– Ты хочешь сказать – на вечеринке у Нати? Неправда, Элена там не была.
– Была, в том-то и дело. Мы не хотели тебе говорить.
– Она сказала, что не пойдет.
– Потому я и говорю, что тебе не стоит с ней встречаться.
– Ты видел ее?
– Да. Она весь вечер танцевала с Ричардом. Ана подошла к ней и спросила: «Ты что, поссорилась с Альберто?» А она сказала: нет еще, но все равно я объяснюсь с ним завтра. Только не расстраивайся.
– Вот еще, – говорит Альберто. – Наплевать. Она мне самому что-то надоела.
– Молодец, – говорит Малышка и опять хлопает его по плечу. – Так и надо. Подцепи другую. Пускай помучается. И тебе удовольствие. Возьмись, например, за Нати. Высший сорт. И сейчас одна.
– Пожалуй, – говорит Альберт – Неплохая мысль.
Они прошли второй квартал Диего Ферре и прощаются у дверей. Малышка несколько раз хлопнул его по плечу в знак солидарности, Альберто вошел в дом и направился прямо к себе. Там горел свет. Он открыл дверь: перед ним стоял отец и держал в руках табель, мать в задумчивости сидела на кровати.
– Добрый вечер, – сказал Альберто.
– Здравствуй, – сказал отец.
Он был в черном, как обычно, свежевыбритый, гладко причесанный. Глаза смотрели строго, но когда их взгляд остановился на сверкающих ботинках, на галстуке в серый горошек, на белом платочке, выступающем из кармана пиджака, на безупречно чистых руках, на манжетах рубашки и стрелках свежевыглаженных брюк, в них мелькала улыбка. Отец оглядывал себя как бы невзначай, но то, что он видел, ему нравилось, и он улыбался, а затем вновь напускал на себя строгость.

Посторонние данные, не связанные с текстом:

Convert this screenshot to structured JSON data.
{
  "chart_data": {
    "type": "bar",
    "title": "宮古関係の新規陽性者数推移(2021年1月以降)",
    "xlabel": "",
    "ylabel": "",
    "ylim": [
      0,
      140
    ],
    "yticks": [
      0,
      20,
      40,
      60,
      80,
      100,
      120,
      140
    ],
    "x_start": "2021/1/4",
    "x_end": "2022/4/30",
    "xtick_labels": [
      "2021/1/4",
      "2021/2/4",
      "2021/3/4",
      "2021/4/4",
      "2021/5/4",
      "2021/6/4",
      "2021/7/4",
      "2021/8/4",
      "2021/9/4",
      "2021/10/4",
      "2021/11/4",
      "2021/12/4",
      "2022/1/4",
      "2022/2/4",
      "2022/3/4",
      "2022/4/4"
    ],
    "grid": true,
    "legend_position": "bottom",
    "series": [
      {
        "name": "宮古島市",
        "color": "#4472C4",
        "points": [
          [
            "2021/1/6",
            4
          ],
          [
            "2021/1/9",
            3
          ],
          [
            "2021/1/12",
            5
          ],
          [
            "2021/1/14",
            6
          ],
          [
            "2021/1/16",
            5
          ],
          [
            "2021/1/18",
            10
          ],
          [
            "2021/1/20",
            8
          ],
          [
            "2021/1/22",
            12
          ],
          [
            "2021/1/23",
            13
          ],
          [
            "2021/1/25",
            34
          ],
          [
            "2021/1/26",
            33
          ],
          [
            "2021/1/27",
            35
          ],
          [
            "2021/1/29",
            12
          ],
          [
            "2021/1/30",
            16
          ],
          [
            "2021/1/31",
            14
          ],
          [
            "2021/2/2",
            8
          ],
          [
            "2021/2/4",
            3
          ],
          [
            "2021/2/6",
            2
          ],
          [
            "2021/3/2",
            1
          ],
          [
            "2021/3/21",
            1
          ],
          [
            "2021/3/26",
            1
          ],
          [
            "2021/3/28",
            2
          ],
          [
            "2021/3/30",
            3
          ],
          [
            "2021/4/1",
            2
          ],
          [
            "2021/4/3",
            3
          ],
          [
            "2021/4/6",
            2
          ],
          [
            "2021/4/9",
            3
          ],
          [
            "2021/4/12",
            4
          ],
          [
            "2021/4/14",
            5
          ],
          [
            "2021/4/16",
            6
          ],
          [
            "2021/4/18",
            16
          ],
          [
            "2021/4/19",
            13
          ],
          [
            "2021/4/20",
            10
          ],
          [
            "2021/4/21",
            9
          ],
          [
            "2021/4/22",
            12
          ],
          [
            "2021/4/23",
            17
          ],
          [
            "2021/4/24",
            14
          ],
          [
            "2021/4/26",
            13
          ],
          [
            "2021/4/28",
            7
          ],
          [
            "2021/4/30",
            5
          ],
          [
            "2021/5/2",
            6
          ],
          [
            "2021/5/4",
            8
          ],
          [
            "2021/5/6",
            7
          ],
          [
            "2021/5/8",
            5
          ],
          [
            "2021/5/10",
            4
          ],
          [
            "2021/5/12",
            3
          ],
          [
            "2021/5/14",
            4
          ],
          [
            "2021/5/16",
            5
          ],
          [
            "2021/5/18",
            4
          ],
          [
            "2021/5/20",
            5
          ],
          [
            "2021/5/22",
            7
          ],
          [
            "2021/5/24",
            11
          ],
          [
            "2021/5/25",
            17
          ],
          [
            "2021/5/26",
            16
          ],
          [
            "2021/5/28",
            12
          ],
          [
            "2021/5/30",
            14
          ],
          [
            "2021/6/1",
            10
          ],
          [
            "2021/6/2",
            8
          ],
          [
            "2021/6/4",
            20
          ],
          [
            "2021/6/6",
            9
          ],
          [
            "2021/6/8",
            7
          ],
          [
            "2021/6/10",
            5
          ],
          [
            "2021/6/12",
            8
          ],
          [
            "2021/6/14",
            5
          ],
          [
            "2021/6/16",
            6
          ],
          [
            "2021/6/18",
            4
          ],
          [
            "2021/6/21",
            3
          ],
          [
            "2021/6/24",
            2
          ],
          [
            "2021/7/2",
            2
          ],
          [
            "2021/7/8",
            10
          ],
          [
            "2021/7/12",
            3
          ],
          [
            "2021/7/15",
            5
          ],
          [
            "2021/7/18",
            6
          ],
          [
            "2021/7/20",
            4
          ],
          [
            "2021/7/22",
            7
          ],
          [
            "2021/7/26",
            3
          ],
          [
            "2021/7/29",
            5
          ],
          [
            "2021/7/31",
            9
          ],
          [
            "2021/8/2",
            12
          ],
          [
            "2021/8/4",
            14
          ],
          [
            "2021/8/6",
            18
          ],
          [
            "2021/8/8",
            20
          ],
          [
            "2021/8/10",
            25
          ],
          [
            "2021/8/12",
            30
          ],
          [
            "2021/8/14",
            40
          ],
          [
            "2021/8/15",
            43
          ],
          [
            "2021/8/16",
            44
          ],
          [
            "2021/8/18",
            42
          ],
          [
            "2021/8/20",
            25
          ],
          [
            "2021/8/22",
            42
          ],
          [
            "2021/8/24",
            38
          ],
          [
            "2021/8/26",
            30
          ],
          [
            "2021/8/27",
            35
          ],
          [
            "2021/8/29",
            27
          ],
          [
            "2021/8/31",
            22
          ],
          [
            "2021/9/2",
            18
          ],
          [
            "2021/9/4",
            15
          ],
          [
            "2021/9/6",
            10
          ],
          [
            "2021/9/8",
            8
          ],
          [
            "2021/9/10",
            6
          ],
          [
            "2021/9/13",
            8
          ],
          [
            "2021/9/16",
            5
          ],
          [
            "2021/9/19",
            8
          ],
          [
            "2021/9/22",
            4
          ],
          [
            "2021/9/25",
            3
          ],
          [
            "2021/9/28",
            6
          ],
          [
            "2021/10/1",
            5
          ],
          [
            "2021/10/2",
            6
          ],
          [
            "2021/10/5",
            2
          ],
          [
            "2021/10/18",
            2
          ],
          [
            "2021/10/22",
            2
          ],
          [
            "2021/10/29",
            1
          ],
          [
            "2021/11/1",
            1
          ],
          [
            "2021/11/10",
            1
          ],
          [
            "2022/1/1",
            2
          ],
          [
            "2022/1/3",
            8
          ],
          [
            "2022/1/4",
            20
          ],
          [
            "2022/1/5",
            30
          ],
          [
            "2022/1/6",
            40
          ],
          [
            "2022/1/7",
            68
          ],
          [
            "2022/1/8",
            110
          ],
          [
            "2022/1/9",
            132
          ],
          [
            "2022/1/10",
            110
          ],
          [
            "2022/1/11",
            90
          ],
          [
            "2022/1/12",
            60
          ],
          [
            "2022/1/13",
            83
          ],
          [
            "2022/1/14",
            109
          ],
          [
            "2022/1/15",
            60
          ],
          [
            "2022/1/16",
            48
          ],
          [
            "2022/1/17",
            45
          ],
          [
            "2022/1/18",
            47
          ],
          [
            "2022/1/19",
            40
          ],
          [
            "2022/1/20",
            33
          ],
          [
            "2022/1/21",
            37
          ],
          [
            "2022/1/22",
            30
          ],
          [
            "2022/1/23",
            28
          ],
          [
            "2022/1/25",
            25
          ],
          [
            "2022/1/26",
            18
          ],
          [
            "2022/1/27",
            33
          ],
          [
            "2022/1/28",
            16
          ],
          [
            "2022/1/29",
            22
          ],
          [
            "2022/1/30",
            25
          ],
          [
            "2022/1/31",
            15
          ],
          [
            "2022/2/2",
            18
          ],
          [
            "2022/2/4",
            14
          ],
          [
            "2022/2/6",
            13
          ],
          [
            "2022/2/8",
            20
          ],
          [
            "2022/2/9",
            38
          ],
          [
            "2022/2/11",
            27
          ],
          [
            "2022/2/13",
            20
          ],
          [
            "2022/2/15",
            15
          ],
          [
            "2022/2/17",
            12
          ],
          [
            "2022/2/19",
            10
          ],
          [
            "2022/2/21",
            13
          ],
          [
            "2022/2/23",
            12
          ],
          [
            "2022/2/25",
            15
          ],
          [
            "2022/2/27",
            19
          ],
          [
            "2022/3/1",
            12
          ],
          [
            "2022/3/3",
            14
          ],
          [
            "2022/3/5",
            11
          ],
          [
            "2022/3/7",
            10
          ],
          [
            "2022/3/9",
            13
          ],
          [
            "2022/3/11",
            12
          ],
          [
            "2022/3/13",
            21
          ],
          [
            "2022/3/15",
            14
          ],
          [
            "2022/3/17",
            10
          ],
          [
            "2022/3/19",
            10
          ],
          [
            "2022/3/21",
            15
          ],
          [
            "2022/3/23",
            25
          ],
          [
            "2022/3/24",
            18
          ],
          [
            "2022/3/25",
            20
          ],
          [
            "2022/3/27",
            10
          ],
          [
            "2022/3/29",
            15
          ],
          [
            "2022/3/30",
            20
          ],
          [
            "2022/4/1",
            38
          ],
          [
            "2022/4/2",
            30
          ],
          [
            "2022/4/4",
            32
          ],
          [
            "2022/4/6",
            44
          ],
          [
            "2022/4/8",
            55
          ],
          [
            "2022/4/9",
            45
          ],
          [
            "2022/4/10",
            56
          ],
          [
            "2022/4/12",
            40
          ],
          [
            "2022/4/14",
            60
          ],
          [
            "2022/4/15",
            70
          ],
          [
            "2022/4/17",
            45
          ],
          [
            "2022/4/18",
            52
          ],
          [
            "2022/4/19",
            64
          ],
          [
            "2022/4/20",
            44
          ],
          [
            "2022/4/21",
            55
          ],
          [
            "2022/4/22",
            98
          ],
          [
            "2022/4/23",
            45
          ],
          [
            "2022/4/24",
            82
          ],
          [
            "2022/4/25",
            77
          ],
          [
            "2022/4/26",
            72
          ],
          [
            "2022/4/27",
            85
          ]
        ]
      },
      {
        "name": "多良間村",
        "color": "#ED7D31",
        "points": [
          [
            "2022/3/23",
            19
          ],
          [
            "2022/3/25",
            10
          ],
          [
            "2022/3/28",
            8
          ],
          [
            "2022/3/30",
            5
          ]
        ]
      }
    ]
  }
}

– Я ушел пораньше, – сказал Альберто. – У меня голова разболелась.
– Наверное, грипп, – сказала мать. – Ложись, Альберто.
– Нет, молодой человек, сначала мы немного поговорим, – сказал отец, помахивая табелем. – Я только что просмотрел вот это.
– По некоторым предметам дела неважнецкие, – сказал Альберто. – Но главное – закончить год.
– Помолчи, – сказал отец. – Не говори глупостей. Мать посмотрела на мужа с досадой.
– Такого в нашем роду еще не было. Я сгораю со стыда. Знаешь ли ты, сколько времени наша семья занимает первые места в школе, в университете, везде? Двести лет. Если бы твой дедушка увидел этот табель, он бы тут же умер.
– И моя семья тоже, – бойко вставила мать. – Что ты думаешь? Мой отец дважды был министром.
– Теперь этому пришел конец, – сказал отец, оставив ее слова без внимания. – Какой позор! Я не позволю, чтобы ты пачкал мое доброе имя. Завтра же начнешь заниматься с частным преподавателем и подготовишься к экзаменам.
– К каким экзаменам? – спросил Альберто.
– Поступишь в училище Леонсио Прадо. Интернат пойдет тебе на пользу.
– Интернат? – Альберто удивился.
– Мне не совсем нравится это училище, – сказала мать. – Он может там заболеть. В тех районах очень сыро.
– Ты хочешь, чтоб я учился с этим мужичьем?
– Что поделать, иначе ты не образумишься, – сказал отец. – У попов ты можешь дурака валять, а с военными тебе это не удастся. Кроме того, наша семья всегда славилась демократизмом. И вообще, порядочный человек везде останется порядочным. А теперь ложись спать. С завтрашнего дня засядешь за книги. Спокойной ночи.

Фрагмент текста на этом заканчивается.